Et in quadragessimo anno resurrexit. Como Ave Fénix renaciendo de sus cenizas, ahí está hoy el pueblo español. Ese pueblo adormilado, manso, bobo; ese pueblo sin fuelle ni resorte que, domado por sus amos democráticos, se lo dejaba hacer todo, ahí lo tenemos hoy: en pie, enardecido, desplegando el más intenso, inmenso y espontáneo combate de esos cuarenta años de claudicaciones y desvaríos.
Cuando más de un millón de españoles —españoles de Cataluña y españoles de España entera— saltan hermanados a las calles de Barcelona como hoy han saltado; cuando las manifestaciones se suceden por las principales ciudades de todo el país; cuando hasta en las discotecas se interrumpen sus descompuestos sonidos habituales para que, entre banderas, suene el himno de la nación; cuando tales cosas ocurren, la patria, amigos, empieza a estar provisionalmente salvada.
Sólo provisionalmente, sin embargo. Porque los amos del cotarro —no lo olvidemos— siguen estando ahí. Tanto los amos de la región catalana como los del resto de la nación. Asustados, sin que les llegue la camisa al cuerpo. Agazapados: ahora mismo, cuando escribo estas líneas, son las once de la noche de este domingo de gloria y resurrección, y ni una sola palabra ha emanado ni por parte del gobierno de la nación ni por parte de los sediciosos de la región. Deben de estar demasiado ocupados pasteleando para tratar de encontrar alguna triquiñuela que les permita dos cosas: que los sediciosos no proclamen la secesión, y que, con ello, pueda el gobierno aún en pie en Madrid, incumplir la exigencia unánime que hoy España ha gritado en las calles: “¡Puigdemont a prisión!”.
¡Quieran los dioses que no consigan conchabar nada! ¡Sean clementes y hagan que no debamos asistir a una traición parecida a la que, hace dos siglos, cometiera contra su pueblo Fernando VII! ¡Que Puigdemont no se raje, que aguante, que proclame, con todas sus consecuencias, la independencia! Los policías y guardias civiles desplazados a Cataluña, más el Ejército, si fuera menester, se comerían en un bocado a los Mozos de Escuadra y a las hordas de pijoflautas.
O mejor no. Mejor que Puigdemont no declare nada, o que declare una independencia aplazada, o descafeinada, o el subterfugio que se le ocurra. Mejor eso, y que el Pasmarote de la Moncloa siga pasmado, pensando en que ya impondrá el imperio de la ley “cuando lo juzgue oportuno”.

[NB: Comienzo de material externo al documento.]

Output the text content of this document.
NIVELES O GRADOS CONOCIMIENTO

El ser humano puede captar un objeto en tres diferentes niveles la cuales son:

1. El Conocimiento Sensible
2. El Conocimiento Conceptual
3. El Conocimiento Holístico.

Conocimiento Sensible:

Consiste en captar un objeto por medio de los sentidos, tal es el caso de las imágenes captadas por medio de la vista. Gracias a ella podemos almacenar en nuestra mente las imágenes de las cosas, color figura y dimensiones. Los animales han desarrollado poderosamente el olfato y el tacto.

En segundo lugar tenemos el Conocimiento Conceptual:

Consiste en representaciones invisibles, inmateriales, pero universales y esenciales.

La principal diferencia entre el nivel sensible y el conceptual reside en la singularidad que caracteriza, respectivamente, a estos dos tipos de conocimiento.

La traición sería entonces tan flagrante, tan manifiesta, que bien pudiera suceder que el pueblo español, habiendo llegado al límite de su aguante, incapaz de soportar ya más tanta vileza, reaccionara de forma tan valerosa, enérgica y —no lo olvidemos— espontánea, como reaccionó cuando el 2 de mayo de 1808 se vio abandonado por sus traicioneras e indignas élites. Haciendo estallar definitivamente el régimen del 78 y obligando a aplicar cuantos artículos 155 y afines sea menester, el pueblo español podría entonces disponer de una ocasión excepcional para matar dos pájaros de un tiro.